Walentynki, święto zakochanych obchodzone 14 lutego, niesłusznie bywa stawiane w jednym rzędzie z Halloween, jako kolejny eksportowany produkt kultury anglosaskiej. Okazuje się bowiem, że wspominany tego dnia w kalendarzu liturgicznym św. Walenty, od którego imienia pochodzi nazwa święta, został ogłoszony patronem zakochanych już w 1496 r. przez papieża Aleksandra VI. Na Zachodzie, zwłaszcza w Anglii i Stanach Zjednoczonych czczono św. Walentego jako patrona zakochanych. W związku z tym dzień 14 lutego stał się okazją do obdarowywania się drobnymi upominkami.
Walenty był biskupem Terni w Umbrii. Wiadomości o nim są dość skąpe i niejednoznaczne. Żył w III w. i był kapłanem rzymskim. Tam w czasie prześladowań (Klaudiusza II Gota), wraz ze św. Mariuszem i krewnymi, asystował męczennikom w czasie ich procesów i egzekucji. Wkrótce sam został pojmany i doprowadzony do prefekta Rzymu, który przeprowadził rutynowy proces polegający na wymuszaniu odstępstwa od Chrystusa. W tym celu kazał użyć kijów. Ponieważ nie przyniosło to oczekiwanego rezultatu, kazał ściąć Walentego. Stało się to 14 lutego 269 roku.

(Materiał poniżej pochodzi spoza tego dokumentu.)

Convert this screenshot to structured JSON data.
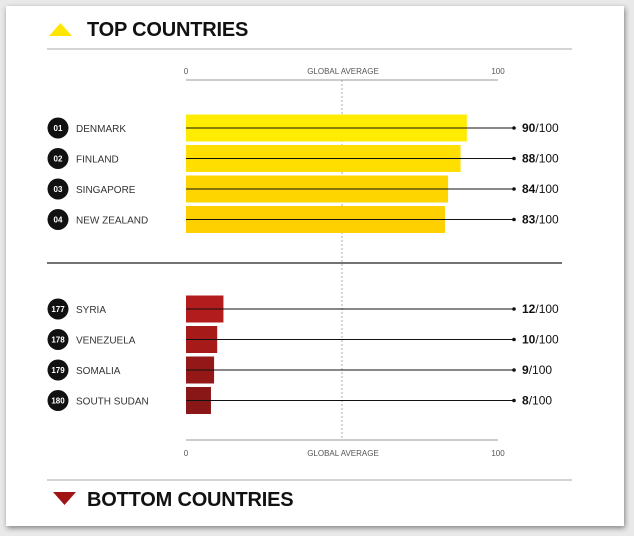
{
  "header": {
    "top_title": "TOP COUNTRIES",
    "bottom_title": "BOTTOM COUNTRIES"
  },
  "colors": {
    "top_accent": "#ffe600",
    "bottom_accent": "#a11414",
    "badge": "#111111"
  },
  "icons": {
    "top": "triangle-up-icon",
    "bottom": "triangle-down-icon"
  },
  "chart_data": {
    "type": "bar",
    "orientation": "horizontal",
    "xlim": [
      0,
      100
    ],
    "axis_labels": {
      "min": "0",
      "mid": "GLOBAL AVERAGE",
      "max": "100"
    },
    "global_average_line": true,
    "score_suffix": "/100",
    "groups": [
      {
        "group": "top",
        "rows": [
          {
            "rank": "01",
            "country": "DENMARK",
            "value": 90,
            "color": "#ffec00"
          },
          {
            "rank": "02",
            "country": "FINLAND",
            "value": 88,
            "color": "#ffde00"
          },
          {
            "rank": "03",
            "country": "SINGAPORE",
            "value": 84,
            "color": "#ffd500"
          },
          {
            "rank": "04",
            "country": "NEW ZEALAND",
            "value": 83,
            "color": "#ffd000"
          }
        ]
      },
      {
        "group": "bottom",
        "rows": [
          {
            "rank": "177",
            "country": "SYRIA",
            "value": 12,
            "color": "#b21c1c"
          },
          {
            "rank": "178",
            "country": "VENEZUELA",
            "value": 10,
            "color": "#a61a1a"
          },
          {
            "rank": "179",
            "country": "SOMALIA",
            "value": 9,
            "color": "#951818"
          },
          {
            "rank": "180",
            "country": "SOUTH SUDAN",
            "value": 8,
            "color": "#8a1717"
          }
        ]
      }
    ]
  }
}
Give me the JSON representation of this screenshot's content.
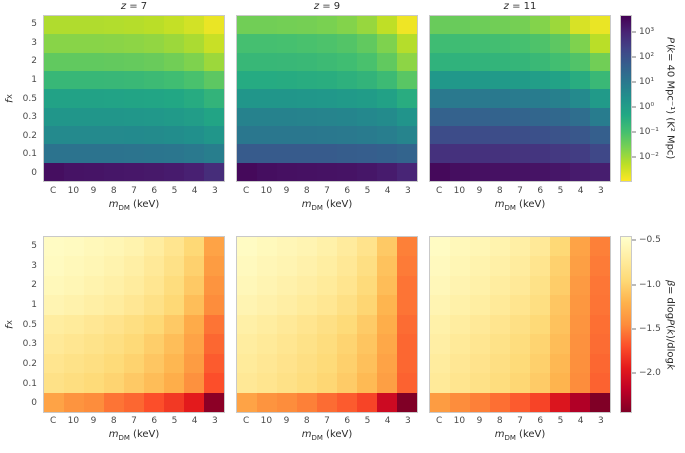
{
  "figure": {
    "background": "#ffffff"
  },
  "colors": {
    "text": "#2b2b2b",
    "tick_text": "#4a4a4a",
    "spine": "#c9c9c9",
    "tick_mark": "#777777"
  },
  "axes": {
    "x_label": "m_DM (keV)",
    "y_label": "f_X",
    "x_label_segments": [
      {
        "t": "m",
        "i": 1
      },
      {
        "t": "DM",
        "s": 1
      },
      {
        "t": " (keV)"
      }
    ],
    "y_label_segments": [
      {
        "t": "f",
        "i": 1
      },
      {
        "t": "X",
        "s": 1
      }
    ],
    "x_ticks": [
      "C",
      "10",
      "9",
      "8",
      "7",
      "6",
      "5",
      "4",
      "3"
    ],
    "y_ticks": [
      "5",
      "3",
      "2",
      "1",
      "0.5",
      "0.3",
      "0.2",
      "0.1",
      "0"
    ]
  },
  "chart_data": {
    "type": "heatmap",
    "x_categories": [
      "C",
      "10",
      "9",
      "8",
      "7",
      "6",
      "5",
      "4",
      "3"
    ],
    "y_categories": [
      "5",
      "3",
      "2",
      "1",
      "0.5",
      "0.3",
      "0.2",
      "0.1",
      "0"
    ],
    "xlabel": "m_DM (keV)",
    "ylabel": "f_X",
    "row_groups": [
      {
        "name": "power-spectrum",
        "colormap": "viridis-reversed",
        "colormap_stops": [
          "#440154",
          "#482475",
          "#414487",
          "#355f8d",
          "#2a788e",
          "#21918c",
          "#22a884",
          "#44bf70",
          "#7ad151",
          "#bddf26",
          "#fde725"
        ],
        "value_scale": "log10",
        "vmin": -3.0,
        "vmax": 3.7,
        "colorbar": {
          "label": "P(k = 40 Mpc⁻¹) (K² Mpc)",
          "label_segments": [
            {
              "t": "P",
              "i": 1
            },
            {
              "t": "("
            },
            {
              "t": "k",
              "i": 1
            },
            {
              "t": " = 40 Mpc⁻¹) (K² Mpc)"
            }
          ],
          "tick_labels": [
            "10³",
            "10²",
            "10¹",
            "10⁰",
            "10⁻¹",
            "10⁻²"
          ],
          "tick_values": [
            3,
            2,
            1,
            0,
            -1,
            -2
          ]
        },
        "panels": [
          {
            "title": "z = 7",
            "title_segments": [
              {
                "t": "z",
                "i": 1
              },
              {
                "t": " = 7"
              }
            ],
            "values": [
              [
                -2.2,
                -2.2,
                -2.2,
                -2.22,
                -2.25,
                -2.3,
                -2.4,
                -2.55,
                -2.8
              ],
              [
                -1.8,
                -1.8,
                -1.8,
                -1.82,
                -1.85,
                -1.9,
                -2.0,
                -2.15,
                -2.45
              ],
              [
                -1.35,
                -1.35,
                -1.35,
                -1.37,
                -1.4,
                -1.45,
                -1.55,
                -1.7,
                -2.0
              ],
              [
                -0.75,
                -0.75,
                -0.75,
                -0.77,
                -0.8,
                -0.85,
                -0.92,
                -1.05,
                -1.3
              ],
              [
                -0.15,
                -0.15,
                -0.15,
                -0.17,
                -0.2,
                -0.23,
                -0.3,
                -0.42,
                -0.65
              ],
              [
                0.2,
                0.2,
                0.2,
                0.2,
                0.18,
                0.15,
                0.1,
                0.0,
                -0.2
              ],
              [
                0.55,
                0.55,
                0.55,
                0.55,
                0.53,
                0.5,
                0.45,
                0.38,
                0.2
              ],
              [
                1.15,
                1.15,
                1.15,
                1.15,
                1.13,
                1.1,
                1.07,
                1.0,
                0.85
              ],
              [
                3.45,
                3.35,
                3.33,
                3.3,
                3.28,
                3.25,
                3.2,
                3.1,
                2.85
              ]
            ]
          },
          {
            "title": "z = 9",
            "title_segments": [
              {
                "t": "z",
                "i": 1
              },
              {
                "t": " = 9"
              }
            ],
            "values": [
              [
                -1.55,
                -1.55,
                -1.57,
                -1.6,
                -1.65,
                -1.75,
                -1.95,
                -2.35,
                -2.85
              ],
              [
                -1.0,
                -1.0,
                -1.02,
                -1.05,
                -1.1,
                -1.18,
                -1.35,
                -1.7,
                -2.25
              ],
              [
                -0.75,
                -0.75,
                -0.77,
                -0.8,
                -0.85,
                -0.92,
                -1.05,
                -1.35,
                -1.85
              ],
              [
                -0.4,
                -0.4,
                -0.42,
                -0.45,
                -0.48,
                -0.55,
                -0.65,
                -0.85,
                -1.25
              ],
              [
                0.2,
                0.2,
                0.2,
                0.18,
                0.15,
                0.1,
                0.02,
                -0.12,
                -0.45
              ],
              [
                0.75,
                0.75,
                0.75,
                0.73,
                0.7,
                0.67,
                0.6,
                0.5,
                0.25
              ],
              [
                1.05,
                1.05,
                1.05,
                1.05,
                1.02,
                1.0,
                0.95,
                0.87,
                0.7
              ],
              [
                1.8,
                1.8,
                1.8,
                1.8,
                1.78,
                1.75,
                1.72,
                1.65,
                1.55
              ],
              [
                3.55,
                3.45,
                3.42,
                3.4,
                3.38,
                3.35,
                3.3,
                3.2,
                3.0
              ]
            ]
          },
          {
            "title": "z = 11",
            "title_segments": [
              {
                "t": "z",
                "i": 1
              },
              {
                "t": " = 11"
              }
            ],
            "values": [
              [
                -1.45,
                -1.45,
                -1.5,
                -1.55,
                -1.6,
                -1.75,
                -2.0,
                -2.6,
                -2.8
              ],
              [
                -0.9,
                -0.9,
                -0.93,
                -0.97,
                -1.02,
                -1.12,
                -1.3,
                -1.7,
                -2.3
              ],
              [
                -0.6,
                -0.6,
                -0.63,
                -0.66,
                -0.7,
                -0.8,
                -0.95,
                -1.15,
                -1.55
              ],
              [
                0.15,
                0.15,
                0.13,
                0.1,
                0.05,
                -0.02,
                -0.15,
                -0.45,
                -0.8
              ],
              [
                1.0,
                1.0,
                1.0,
                0.98,
                0.95,
                0.9,
                0.8,
                0.55,
                0.1
              ],
              [
                1.6,
                1.6,
                1.6,
                1.58,
                1.55,
                1.5,
                1.45,
                1.3,
                0.9
              ],
              [
                2.15,
                2.15,
                2.15,
                2.13,
                2.1,
                2.05,
                2.0,
                1.9,
                1.7
              ],
              [
                2.75,
                2.75,
                2.75,
                2.73,
                2.7,
                2.67,
                2.6,
                2.5,
                2.25
              ],
              [
                3.55,
                3.45,
                3.42,
                3.4,
                3.38,
                3.35,
                3.3,
                3.2,
                3.15
              ]
            ]
          }
        ]
      },
      {
        "name": "slope-beta",
        "colormap": "ylorrd-reversed",
        "colormap_stops": [
          "#ffffcc",
          "#ffeda0",
          "#fed976",
          "#feb24c",
          "#fd8d3c",
          "#fc4e2a",
          "#e31a1c",
          "#bd0026",
          "#800026"
        ],
        "value_scale": "linear",
        "vmin": -2.45,
        "vmax": -0.45,
        "colorbar": {
          "label": "β = dlogP(k)/dlogk",
          "label_segments": [
            {
              "t": "β",
              "i": 1
            },
            {
              "t": " = dlog"
            },
            {
              "t": "P",
              "i": 1
            },
            {
              "t": "("
            },
            {
              "t": "k",
              "i": 1
            },
            {
              "t": ")/dlog"
            },
            {
              "t": "k",
              "i": 1
            }
          ],
          "tick_labels": [
            "−0.5",
            "−1.0",
            "−1.5",
            "−2.0"
          ],
          "tick_values": [
            -0.5,
            -1.0,
            -1.5,
            -2.0
          ]
        },
        "panels": [
          {
            "title": "",
            "values": [
              [
                -0.5,
                -0.52,
                -0.55,
                -0.58,
                -0.62,
                -0.7,
                -0.8,
                -0.95,
                -1.3
              ],
              [
                -0.52,
                -0.55,
                -0.58,
                -0.62,
                -0.67,
                -0.75,
                -0.85,
                -1.0,
                -1.35
              ],
              [
                -0.55,
                -0.58,
                -0.62,
                -0.66,
                -0.71,
                -0.79,
                -0.9,
                -1.05,
                -1.4
              ],
              [
                -0.6,
                -0.63,
                -0.67,
                -0.71,
                -0.77,
                -0.85,
                -0.95,
                -1.12,
                -1.45
              ],
              [
                -0.7,
                -0.73,
                -0.77,
                -0.82,
                -0.88,
                -0.95,
                -1.05,
                -1.25,
                -1.55
              ],
              [
                -0.75,
                -0.79,
                -0.83,
                -0.88,
                -0.94,
                -1.02,
                -1.12,
                -1.3,
                -1.6
              ],
              [
                -0.8,
                -0.84,
                -0.88,
                -0.93,
                -0.99,
                -1.07,
                -1.17,
                -1.35,
                -1.65
              ],
              [
                -0.85,
                -0.89,
                -0.93,
                -0.98,
                -1.05,
                -1.13,
                -1.23,
                -1.42,
                -1.7
              ],
              [
                -1.3,
                -1.4,
                -1.45,
                -1.55,
                -1.6,
                -1.7,
                -1.8,
                -1.95,
                -2.4
              ]
            ]
          },
          {
            "title": "",
            "values": [
              [
                -0.5,
                -0.54,
                -0.57,
                -0.6,
                -0.65,
                -0.72,
                -0.82,
                -1.05,
                -1.5
              ],
              [
                -0.53,
                -0.57,
                -0.6,
                -0.64,
                -0.69,
                -0.76,
                -0.87,
                -1.1,
                -1.52
              ],
              [
                -0.56,
                -0.6,
                -0.64,
                -0.68,
                -0.73,
                -0.8,
                -0.92,
                -1.13,
                -1.55
              ],
              [
                -0.6,
                -0.64,
                -0.68,
                -0.73,
                -0.78,
                -0.86,
                -0.97,
                -1.18,
                -1.55
              ],
              [
                -0.66,
                -0.7,
                -0.75,
                -0.8,
                -0.86,
                -0.93,
                -1.04,
                -1.23,
                -1.58
              ],
              [
                -0.7,
                -0.74,
                -0.79,
                -0.84,
                -0.9,
                -0.98,
                -1.08,
                -1.27,
                -1.6
              ],
              [
                -0.73,
                -0.77,
                -0.82,
                -0.87,
                -0.93,
                -1.01,
                -1.11,
                -1.3,
                -1.6
              ],
              [
                -0.76,
                -0.8,
                -0.85,
                -0.9,
                -0.96,
                -1.04,
                -1.15,
                -1.33,
                -1.62
              ],
              [
                -1.3,
                -1.4,
                -1.45,
                -1.5,
                -1.58,
                -1.65,
                -1.75,
                -2.1,
                -2.45
              ]
            ]
          },
          {
            "title": "",
            "values": [
              [
                -0.5,
                -0.55,
                -0.58,
                -0.62,
                -0.67,
                -0.75,
                -0.95,
                -1.3,
                -1.5
              ],
              [
                -0.53,
                -0.58,
                -0.62,
                -0.66,
                -0.71,
                -0.8,
                -1.0,
                -1.33,
                -1.52
              ],
              [
                -0.56,
                -0.61,
                -0.65,
                -0.7,
                -0.75,
                -0.84,
                -1.03,
                -1.36,
                -1.54
              ],
              [
                -0.6,
                -0.65,
                -0.69,
                -0.74,
                -0.8,
                -0.88,
                -1.07,
                -1.38,
                -1.55
              ],
              [
                -0.65,
                -0.7,
                -0.75,
                -0.8,
                -0.86,
                -0.94,
                -1.1,
                -1.4,
                -1.57
              ],
              [
                -0.68,
                -0.74,
                -0.79,
                -0.84,
                -0.9,
                -0.98,
                -1.13,
                -1.42,
                -1.58
              ],
              [
                -0.71,
                -0.77,
                -0.82,
                -0.87,
                -0.93,
                -1.01,
                -1.16,
                -1.43,
                -1.6
              ],
              [
                -0.74,
                -0.8,
                -0.85,
                -0.9,
                -0.96,
                -1.04,
                -1.19,
                -1.45,
                -1.62
              ],
              [
                -1.35,
                -1.45,
                -1.5,
                -1.57,
                -1.65,
                -1.75,
                -2.0,
                -2.25,
                -2.45
              ]
            ]
          }
        ]
      }
    ]
  }
}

Pochowano go w Rzymie przy via Flaminia. Brak bliższych wiadomości o nim nie przeszkodził w szybkim rozwoju jego kultu. Jego grób już w IV w. otoczony był szczególnym kultem. Nad grobem św. Walentego papież Juliusz I wystawił bazylikę ku jego czci. Odnowił ją później papież Teodor I. Bazylika wraz z grobem św. Walentego stała się prawdziwym sanktuarium i jednym z pierwszych miejsc pielgrzymkowych. W ciągu średniowiecza kult ten objął całą niemal Europę.
W średniowieczu na terenie niemieckim Święty był wzywany jako orędownik podczas ciężkich chorób, zwłaszcza nerwowych i epilepsji. Na Zachodzie, zwłaszcza w Anglii i Stanach Zjednoczonych czczono św. Walentego jako patrona zakochanych. W związku z tym dzień 14 lutego stał się okazją do obdarowywania się drobnymi upominkami.
Św. Walenty przedstawiany jest jako kapłan w ornacie, z kielichem w lewej ręce, a z mieczem w prawej, także w stroju biskupa uzdrawiającego chłopca z padaczki.